Wendy Sherman, Dan Goldman, Mahmoud Khalil, and Even Zeltzer share a perceived or biological Judean or Palestinian ancestry. Hillel, the Jewish Federations, and B’nai B’rith all accept Federal block grant funding. So it is illegal for them to discriminate against those persons on the basis of their Anti-Zionist beliefs. They don’t have to accept federal grants. In the United States, everyone is free to “convert” back and forth between Anti-Zionism, Zionism, or reject them both.
In the twin cases Shaare Tefila Congregation v. Cobb and Saint Francis College v. Al-Khazraji (1987) the Supreme Court established that 42 U.S.C. §§ 1981 and 1982 protect Jewish and Arab individuals from discrimination. The Court ruled that ethnic, ancestral, or religious groups can sue for discrimination based on their perceived “races” that Congress employed back in 1866. At that time, Congress obviously intended to protect the stereotypical Jewish and Arab Anti-Zionist majorities that existed at the time. The Court did not establish an unconstitutional “Zionist religious test” or preference.
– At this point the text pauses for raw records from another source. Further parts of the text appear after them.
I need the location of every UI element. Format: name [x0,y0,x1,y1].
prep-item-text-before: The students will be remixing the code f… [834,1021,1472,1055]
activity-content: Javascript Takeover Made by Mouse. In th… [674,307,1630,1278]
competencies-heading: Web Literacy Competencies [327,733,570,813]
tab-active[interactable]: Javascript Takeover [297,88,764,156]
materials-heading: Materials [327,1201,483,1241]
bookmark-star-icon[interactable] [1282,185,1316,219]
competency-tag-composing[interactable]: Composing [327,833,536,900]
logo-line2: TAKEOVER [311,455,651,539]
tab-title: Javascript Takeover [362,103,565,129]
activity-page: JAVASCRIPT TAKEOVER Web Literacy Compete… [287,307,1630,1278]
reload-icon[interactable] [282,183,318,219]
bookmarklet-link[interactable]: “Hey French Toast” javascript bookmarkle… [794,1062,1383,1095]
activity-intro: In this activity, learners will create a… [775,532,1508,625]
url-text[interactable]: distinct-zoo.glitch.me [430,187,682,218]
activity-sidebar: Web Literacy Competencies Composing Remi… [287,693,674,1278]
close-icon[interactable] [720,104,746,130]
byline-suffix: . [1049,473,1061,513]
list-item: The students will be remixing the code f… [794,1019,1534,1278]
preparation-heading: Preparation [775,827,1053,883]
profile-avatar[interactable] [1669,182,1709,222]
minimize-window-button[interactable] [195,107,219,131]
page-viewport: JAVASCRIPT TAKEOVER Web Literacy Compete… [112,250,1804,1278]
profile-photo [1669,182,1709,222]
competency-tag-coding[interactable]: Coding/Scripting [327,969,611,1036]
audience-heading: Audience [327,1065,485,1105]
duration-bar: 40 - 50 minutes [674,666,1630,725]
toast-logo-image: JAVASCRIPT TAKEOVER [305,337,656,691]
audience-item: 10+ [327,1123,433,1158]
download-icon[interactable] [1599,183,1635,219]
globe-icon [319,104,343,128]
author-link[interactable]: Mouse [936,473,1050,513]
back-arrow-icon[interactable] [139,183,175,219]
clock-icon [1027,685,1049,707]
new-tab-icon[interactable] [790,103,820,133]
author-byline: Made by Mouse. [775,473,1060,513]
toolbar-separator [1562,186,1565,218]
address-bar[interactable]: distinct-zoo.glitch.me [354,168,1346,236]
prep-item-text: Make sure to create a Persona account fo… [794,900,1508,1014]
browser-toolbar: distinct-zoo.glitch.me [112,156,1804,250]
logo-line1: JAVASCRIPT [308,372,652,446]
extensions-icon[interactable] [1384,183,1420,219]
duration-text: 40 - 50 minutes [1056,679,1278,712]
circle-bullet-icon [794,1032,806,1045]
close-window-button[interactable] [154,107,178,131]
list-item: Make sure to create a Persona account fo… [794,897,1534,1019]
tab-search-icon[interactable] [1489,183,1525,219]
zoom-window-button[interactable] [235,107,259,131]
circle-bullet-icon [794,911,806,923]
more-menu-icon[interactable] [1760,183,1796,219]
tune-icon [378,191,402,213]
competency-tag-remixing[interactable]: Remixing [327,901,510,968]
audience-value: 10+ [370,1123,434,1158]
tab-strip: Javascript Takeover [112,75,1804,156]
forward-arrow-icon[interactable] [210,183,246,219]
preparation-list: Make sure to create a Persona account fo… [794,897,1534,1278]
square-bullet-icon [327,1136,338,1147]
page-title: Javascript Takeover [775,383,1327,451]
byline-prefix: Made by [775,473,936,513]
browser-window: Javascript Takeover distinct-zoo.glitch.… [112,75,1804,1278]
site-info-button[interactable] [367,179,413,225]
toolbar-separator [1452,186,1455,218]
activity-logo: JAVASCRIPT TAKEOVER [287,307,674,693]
Jonathan D. Sarna is the Joseph H. and Belle R. Braun Professor of American Jewish History in the department of Near Eastern and Judaic Studies and director of the Schusterman Center for Israel Studies at Brandeis University. He authored Converts to Zionism in the American Reform Movement. It records the historical fact that Zionism and Anti-Zionism were (and still are) merely opposing Jewish religious beliefs. Both viewpoints still exist in the USA and Israel, and are not determined by nationality.
The New School is subject to Title VI and VII of the Civil Rights Act of 1964, as a private university that receives federal financial assistance. The New School is required to comply with Title VI and Title VII regulations, which prohibit most forms of discrimination on the basis of religion, race, color, shared ancestry, or national origin.
Let’s be perfectly clear: Individuals can bring legal actions against the IRS based on freedom of religion using the Religious Freedom Restoration Act (RFRA) of 1993, which allows claims when government action substantially burdens religious exercise.
Dan Goldman and Ritchie Torres need to go.
They ought to read Omer Bartov’s book before giving misguided lectures on morality.
Filed under Trump is publicly screwed: Saudi Arabia, a key Gulf ally, suspended the U.S. military’s ability to use its bases and airspace to carry out the operations, sources say. — NBC
I’m going to go way out on a limb and say Zionists will need a lot more than allegations of antisemitism and embezzled student fees to finance their hairbrained Greater Israel scheme after this fiasco. YMMV.